Interpretive Summary: Charcoal rot disease is a major disease of soybean, particularly in the Mid-South region, where it has a major economic impact due to the in substantial yield losses it causes. Charcoal rot disease is caused by the mold, Macrophomina phaseolina, which has been the subject of field and laboratory studies to understand the mechanism it uses to infect soybean plant roots from the soil. These studies have established a role for the toxin botryodiplodin and other mycotoxins in the root infection process. These results could help provide information about the infection process that could identify the signal(s) the soybean plant releases and the fungus detects that let it know that a root target is available in the soil. Breeders may be able to discover soybean varieties that do not release the signal for toxin release by the fungus, thereby preventing infection and giving the soybean variety resistance to charcoal rot disease. The results from this study will provide useful information to the public and private sector research units including ARS, academia, and industrial grain producers.
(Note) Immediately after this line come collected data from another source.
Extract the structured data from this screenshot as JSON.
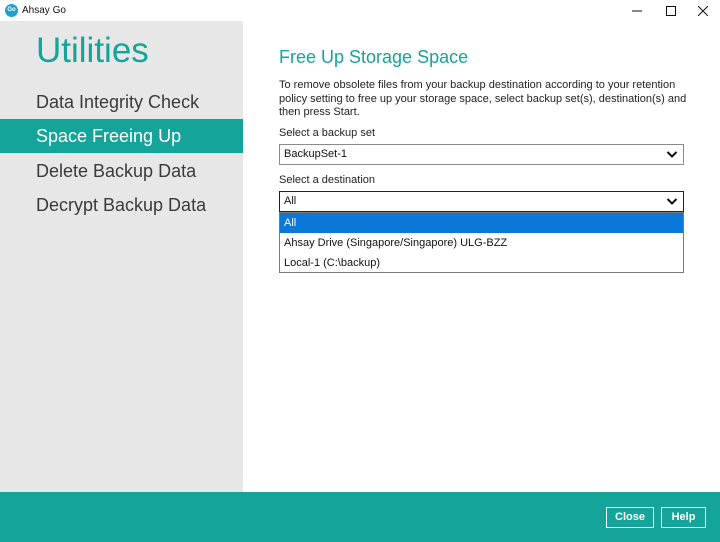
{
  "window": {
    "logo_text": "Go",
    "title": "Ahsay Go"
  },
  "sidebar": {
    "title": "Utilities",
    "items": [
      {
        "label": "Data Integrity Check",
        "active": false
      },
      {
        "label": "Space Freeing Up",
        "active": true
      },
      {
        "label": "Delete Backup Data",
        "active": false
      },
      {
        "label": "Decrypt Backup Data",
        "active": false
      }
    ]
  },
  "main": {
    "title": "Free Up Storage Space",
    "description": "To remove obsolete files from your backup destination according to your retention policy setting to free up your storage space, select backup set(s), destination(s) and then press Start.",
    "backup_set": {
      "label": "Select a backup set",
      "value": "BackupSet-1"
    },
    "destination": {
      "label": "Select a destination",
      "value": "All",
      "options": [
        {
          "label": "All",
          "selected": true
        },
        {
          "label": "Ahsay Drive (Singapore/Singapore) ULG-BZZ",
          "selected": false
        },
        {
          "label": "Local-1 (C:\\backup)",
          "selected": false
        }
      ]
    }
  },
  "footer": {
    "close_label": "Close",
    "help_label": "Help"
  },
  "colors": {
    "accent": "#15a49a",
    "sidebar_bg": "#e7e7e7",
    "selection": "#0b78d7"
  },
  "icons": {
    "minimize": "minimize-icon",
    "maximize": "maximize-icon",
    "close": "close-icon",
    "chevron": "chevron-down-icon"
  }
}
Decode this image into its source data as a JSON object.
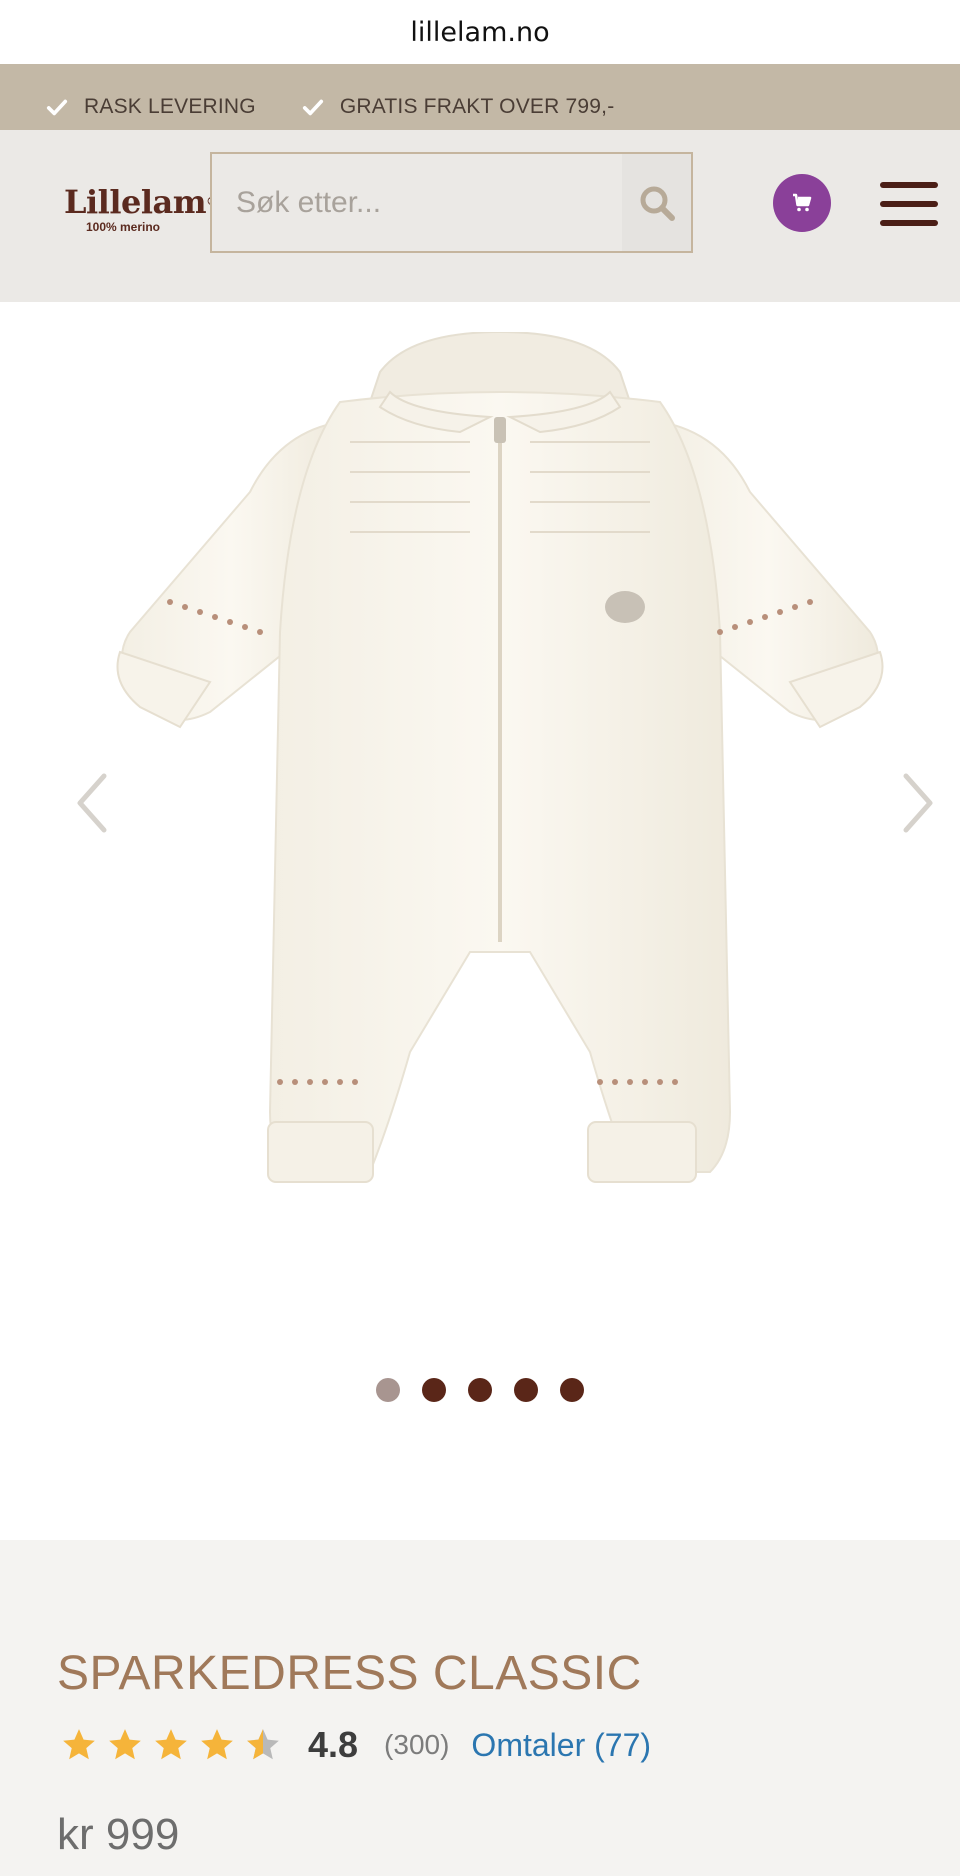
{
  "browser": {
    "url": "lillelam.no"
  },
  "promo": {
    "items": [
      {
        "icon": "check-icon",
        "label": "RASK LEVERING"
      },
      {
        "icon": "check-icon",
        "label": "GRATIS FRAKT OVER 799,-"
      }
    ]
  },
  "header": {
    "logo": {
      "brand": "Lillelam",
      "tagline": "100% merino"
    },
    "search": {
      "placeholder": "Søk etter..."
    }
  },
  "gallery": {
    "slide_count": 5,
    "active_slide": 1
  },
  "product": {
    "title": "SPARKEDRESS CLASSIC",
    "rating": 4.8,
    "rating_display": "4.8",
    "rating_count": "(300)",
    "reviews_link": "Omtaler (77)",
    "price": "kr 999"
  },
  "colors": {
    "promo_bg": "#c3b8a6",
    "header_bg": "#ebe9e6",
    "accent_purple": "#8a4099",
    "title_brown": "#a0795a",
    "star": "#f5b43a",
    "link_blue": "#2b76b0"
  }
}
Technical Abstract: Charcoal rot disease, caused by the fungus Macrophomina (M.) phaseolina, results in major economic losses in soybean production in southern USA. M. phaseolina has been proposed to use the toxin (-)-botryodiplodin in its root infection mechanism to create a necrotic zone in root tissue through which fungal hyphae can readily enter the plant. The majority (51.4%) of M. phaseolina isolates from plants with charcoal rot disease, produced a wide range of (-)-botryodiplodin concentrations in culture medium (0.14-6.11 µg/mL); 37.8% produced traces below the LOQ limit (0.01 µg/mL); and 10.8% produced no detectable (-)-botryodiplodin. Some culture media with traces or no (-)-botryodiplodin were nevertheless strongly phytotoxic in soybean leaf disc cultures, consistent with production of other unidentified toxin(s). Widely ranging (-)-botryodiplodin levels (traces to 3.14 µg/g) were also observed in roots, but not aerial parts, of soybean plants naturally infected with charcoal rot disease. This is the first report of (-)-botryodiplodin in tissues of plants with charcoal rot disease. No phaseolinone production was detected in M. phaseolina culture media or naturally-infected soybean tissues. These results are consistent with (-)-botryodiplodin playing a role in the pathology of some, but not all, M. phaseolina isolates from soybeans with charcoal rot disease in southern USA.